Even before this crisis began, the World Health Organization reported that more than 26,000 mothers and 845,000 children under five years of age were dying across the Middle East each year. Those numbers have grown exponentially as violence and instability spreads to more corners of the region. Such high numbers call for both immediate relief and systemic long-term care.
First, we should focus on building facilities capable of giving our youngest patients the excellent care they deserve.
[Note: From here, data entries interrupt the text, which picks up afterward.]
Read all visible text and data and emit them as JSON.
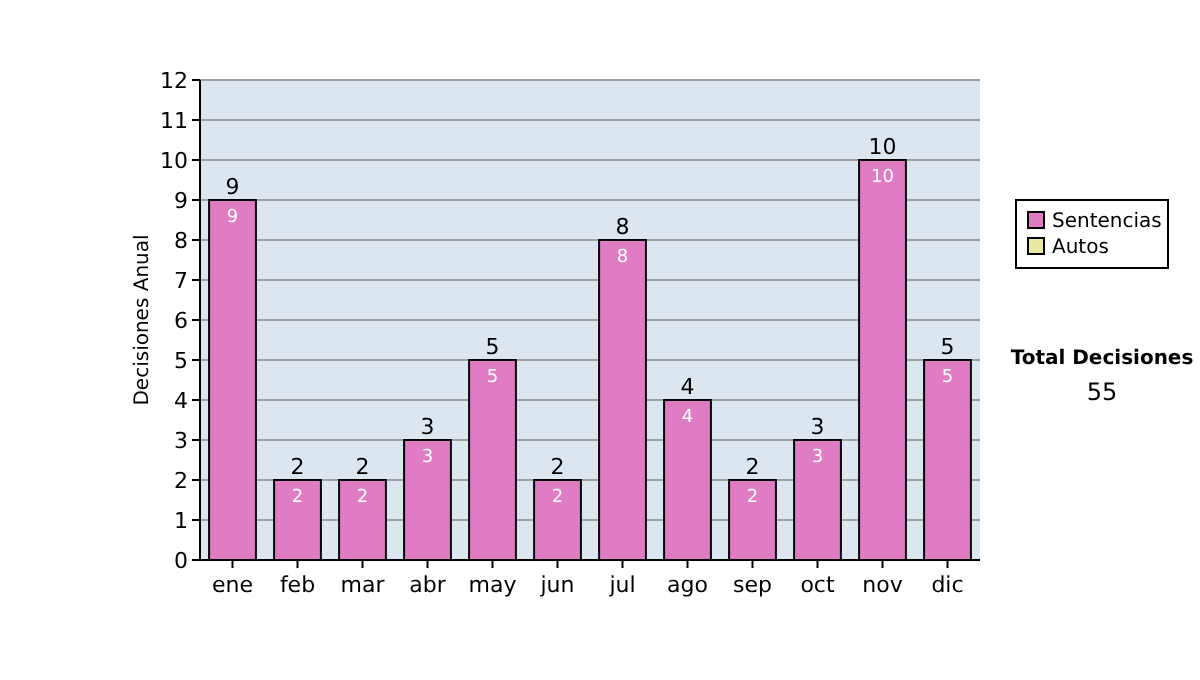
{
  "chart_data": {
    "type": "bar",
    "ylabel": "Decisiones Anual",
    "categories": [
      "ene",
      "feb",
      "mar",
      "abr",
      "may",
      "jun",
      "jul",
      "ago",
      "sep",
      "oct",
      "nov",
      "dic"
    ],
    "series": [
      {
        "name": "Sentencias",
        "color": "#e07cc4",
        "values": [
          9,
          2,
          2,
          3,
          5,
          2,
          8,
          4,
          2,
          3,
          10,
          5
        ],
        "value_labels": [
          "9",
          "2",
          "2",
          "3",
          "5",
          "2",
          "8",
          "4",
          "2",
          "3",
          "10",
          "5"
        ]
      },
      {
        "name": "Autos",
        "color": "#e8e8a0",
        "values": [
          null,
          null,
          null,
          null,
          null,
          null,
          null,
          null,
          null,
          null,
          null,
          null
        ]
      }
    ],
    "ylim": [
      0,
      12
    ],
    "yticks": [
      0,
      1,
      2,
      3,
      4,
      5,
      6,
      7,
      8,
      9,
      10,
      11,
      12
    ],
    "grid": "y",
    "legend": "right",
    "totals": [
      "9",
      "2",
      "2",
      "3",
      "5",
      "2",
      "8",
      "4",
      "2",
      "3",
      "10",
      "5"
    ],
    "annotations": [
      "Total Decisiones",
      "55"
    ]
  }
}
Such an undertaking can only be successful if governments and private businesses team up to combine their resources and expertise to oversee a rapid growth in the quality and the volume of care provided locally. This is already happening in the United Arab Emirates, where the government recently announced a major focus not only on healthcare but also on prevention, extensively expanding and upgrading its healthcare systems to match the most exacting international standards. Other nations in the region, like Saudi Arabia, are following suit.
This is an excellent start, but it means little without capable doctors, and the region, sadly, suffers from an acute shortage of trained physicians. This is why health systems the region over must step up to the challenge and improve by learning from the best. The world-renowned Children’s Hospital of Philadelphia, for example, has been receiving patients from the United Arab Emirates since the 1990s; late last year, CHOP signed an agreement with my own health group, VPS Healthcare, and committed not only to sending its doctors to the UAE to fill in the gaps for certain pediatric specialties, but also to train local doctors so that they may pick up the additional education and expertise necessary to become world-class providers themselves.
Unless we continue and foster such partnerships, continue to invest in infrastructure, and continue to train new generations of doctors across the Middle East, we have no hope of ever extending a helping and healing hand to the young patients who need us most.